The S&P/ASX 200 Consumer Discretionary Index is a clear outlier on Wednesday, likely facing selling pressure due to a second profit downgrade from US-listed Target.
Wesfarmers (ASX: WES) is the most notable large cap loser, down -1.4% in early trade to a fresh 20-month low of $44.94.
Two weeks ago, Target shares plummeted -25% in a single day after reporting weaker-than-expected earnings due to higher freight costs, a rapid slowdown in discretionary sales and product markdowns.
Target issued another earnings downgrade on Tuesday, now expecting second-quarter operating margins to be around 2% compared to analyst expectations of 5.3%.
The retailer said it has taken a set of actions to “right-size its inventory … including additional markdowns, removing excess inventory and cancelling orders.”
“Specifically, the Company is planning for continued strength in frequency categories like Food & Beverage, Household Essentials and Beauty, and is planning more conservatively in discretionary categories like Home.”

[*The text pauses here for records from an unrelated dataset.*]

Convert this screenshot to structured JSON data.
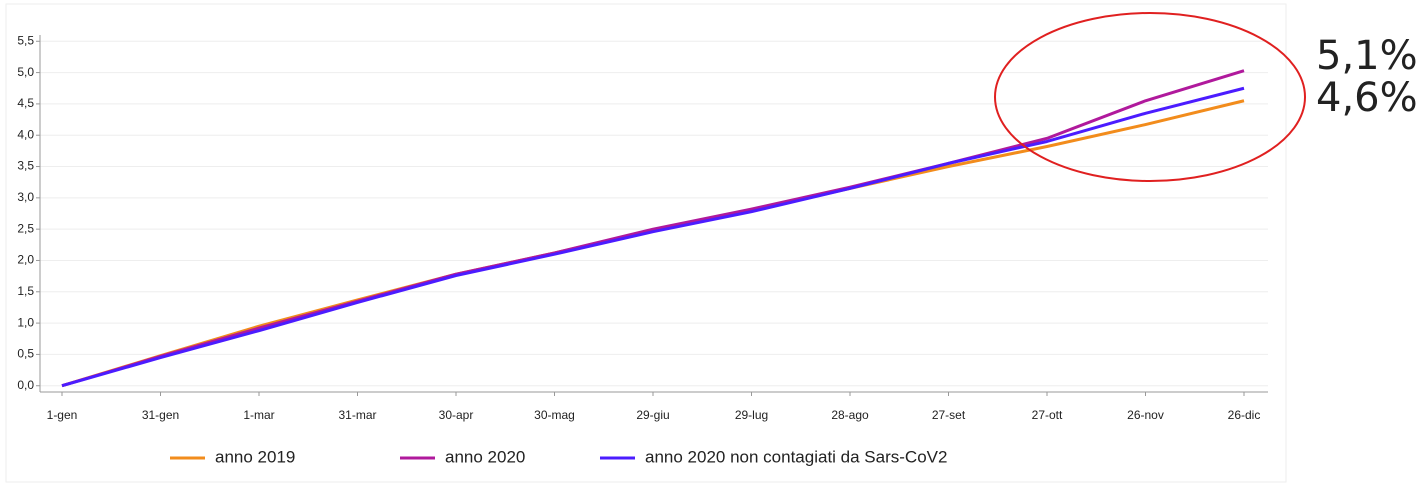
{
  "chart_data": {
    "type": "line",
    "categories": [
      "1-gen",
      "31-gen",
      "1-mar",
      "31-mar",
      "30-apr",
      "30-mag",
      "29-giu",
      "29-lug",
      "28-ago",
      "27-set",
      "27-ott",
      "26-nov",
      "26-dic"
    ],
    "series": [
      {
        "name": "anno 2019",
        "color": "#f28c1c",
        "values": [
          0,
          0.48,
          0.95,
          1.37,
          1.78,
          2.12,
          2.48,
          2.8,
          3.15,
          3.5,
          3.82,
          4.17,
          4.55
        ]
      },
      {
        "name": "anno 2020",
        "color": "#b0199c",
        "values": [
          0,
          0.47,
          0.92,
          1.35,
          1.78,
          2.12,
          2.5,
          2.82,
          3.17,
          3.55,
          3.95,
          4.55,
          5.03
        ]
      },
      {
        "name": "anno 2020 non contagiati da Sars-CoV2",
        "color": "#4b1cff",
        "values": [
          0,
          0.45,
          0.88,
          1.33,
          1.76,
          2.1,
          2.46,
          2.78,
          3.15,
          3.55,
          3.9,
          4.35,
          4.75
        ]
      }
    ],
    "ylim": [
      -0.1,
      5.6
    ],
    "yticks": [
      {
        "value": 0,
        "label": "0,0"
      },
      {
        "value": 0.5,
        "label": "0,5"
      },
      {
        "value": 1,
        "label": "1,0"
      },
      {
        "value": 1.5,
        "label": "1,5"
      },
      {
        "value": 2,
        "label": "2,0"
      },
      {
        "value": 2.5,
        "label": "2,5"
      },
      {
        "value": 3,
        "label": "3,0"
      },
      {
        "value": 3.5,
        "label": "3,5"
      },
      {
        "value": 4,
        "label": "4,0"
      },
      {
        "value": 4.5,
        "label": "4,5"
      },
      {
        "value": 5,
        "label": "5,0"
      },
      {
        "value": 5.5,
        "label": "5,5"
      }
    ],
    "grid": true,
    "legend": "bottom",
    "annotations": [
      "5,1%",
      "4,6%"
    ]
  }
}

Target said it expects operating margins to bounce back to 6% in the second-half of 2022, a rate that would exceed historic averages for the Fall season.
Too much inventory has taken a massive toll on profit margins
US consumption for staples remains solid
US consumption of discretionary segments has weakened
There is a light at the end of the tunnel, margins expected to normalise in second-half
It's also worth noting from Australia's March quarter GDP data observed a solid increase in household spending across "a number of discretionary categories."
"Household consumption continued to drive growth this quarter. Following the easing of COVID-19 restrictions, household spending on Transport services, Hotels, cafes and restaurants, and Recreation and culture increased." said Sean Crick, acting head of National Accounts at the ABS.
Several ASX-listed retailers like Breville Group (ASX: BRG), ARB Corp (ASX: ARB) and Super Retail Group (ASX: SUL) are down more than -25% year-to-date after experiencing a massive pull forward in earnings and valuations in 2021-22.
Right after Target's initial -25% dip on May 26, I looked at a few potential ASX culprits including Super Retail and Breville - both of which boosted inventory levels to mitigate supply chain disruptions.